A Gilead tem 60 dias para recorrer da decisão. Se recorrer, não será a primeira vez. Em julho de 2016, o pedido de patente do Truvada já havia sido negado pela Anvisa (Agência Nacional de Vigilância Sanitária). Judicialmente, a empresa reverteu a decisão e o processo seguiu para o INPI, onde foi novamente indeferido.
Para a ABIA (Associação Brasileira Interdisciplinar de Aids) e o GTPI (Grupo de Trabalho sobre Propriedade Intelectual), a Gilead está se utilizando de artimanhas jurídicas para atrasar a entrada de genéricos no País.
“Está claro que qualquer esforço para tentar obter o monopólio por meio de uma patente imerecida será com a única finalidade de gerar insegurança jurídica”, diz o grupo, em nota no site do GTPI.
Ativismo de entidades embasou INPI
Duas organizações que puxaram a luta para a negação do pedido foram a ABIA (Associação Brasileira Interdisciplinar de Aids) e o GTPI (Grupo de Trabalho sobre Propriedade Intelectual).

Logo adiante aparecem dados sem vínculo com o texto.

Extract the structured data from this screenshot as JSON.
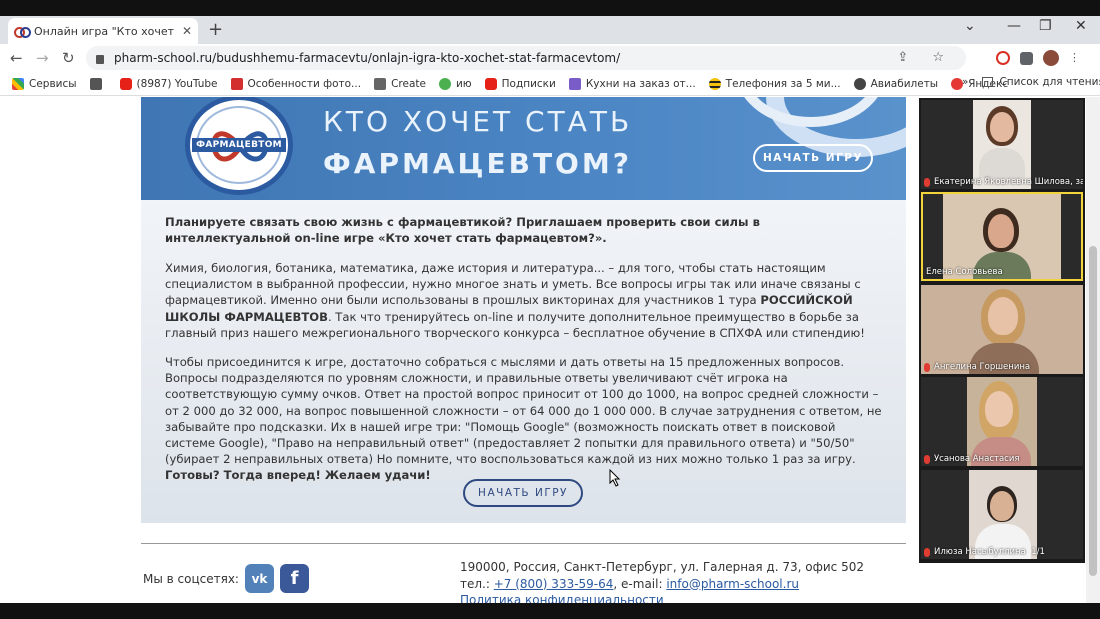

Elas fizeram campanha ativa para que a droga não fosse patenteada: o #TRUVADALIVRE, criada em 2016.
Em novembro de 2010, o GTPI protocolou no INPI uma oposição ao pedido de patente do Truvada, com argumentos técnicos, jurídicos e de saúde pública, que demonstravam porque aquele o pedido deveria ser indeferido. Um dos argumentos, de ausência de atividade inventiva, serviu de base para a negação do pedido pelo INPI.
“Sem a patente, outros laboratórios podem comercializar o medicamento no Brasil a baixos preços, o que permite ao SUS organizar uma política pública de prevenção e tratamento que coloque Direitos Humanos no centro desta ação”, diz nota no site do GTPI.
Aids triplica entre rapazes
Embora os tratamentos estejam cada vezes melhores, a Aids mata. Para se ter uma ideia, foram 2,8 mil soropositivos mortos em 2015 em SP, contra 490 óbitos por dengue. Segundo o Ministério da Saúde, o Brasil tem 827 mil pessoas vivendo com HIV/AIDS. Dessas, 322 mil sabem que têm a doença e 260 mil não estão se tratando. Os dados foram divulgados pela pasta, em dezembro de 2016, no Dia Mundial da Aids. Compreenda melhor esses números aqui.
Ainda, segundo esse boletim, a infecção mais que triplicou em rapazes de 15 a 24 anos (de 2,4 para 6,9 casos/100 mil hab.) e dobrou entre os moços de 20 a 24 (de 15,9 para 33,1 casos/100 mil hab.). Esse número faz com que sejam urgentes a implementação de políticas de prevenção voltadas para essa população. E uma das principais é, certamente, o Truvada.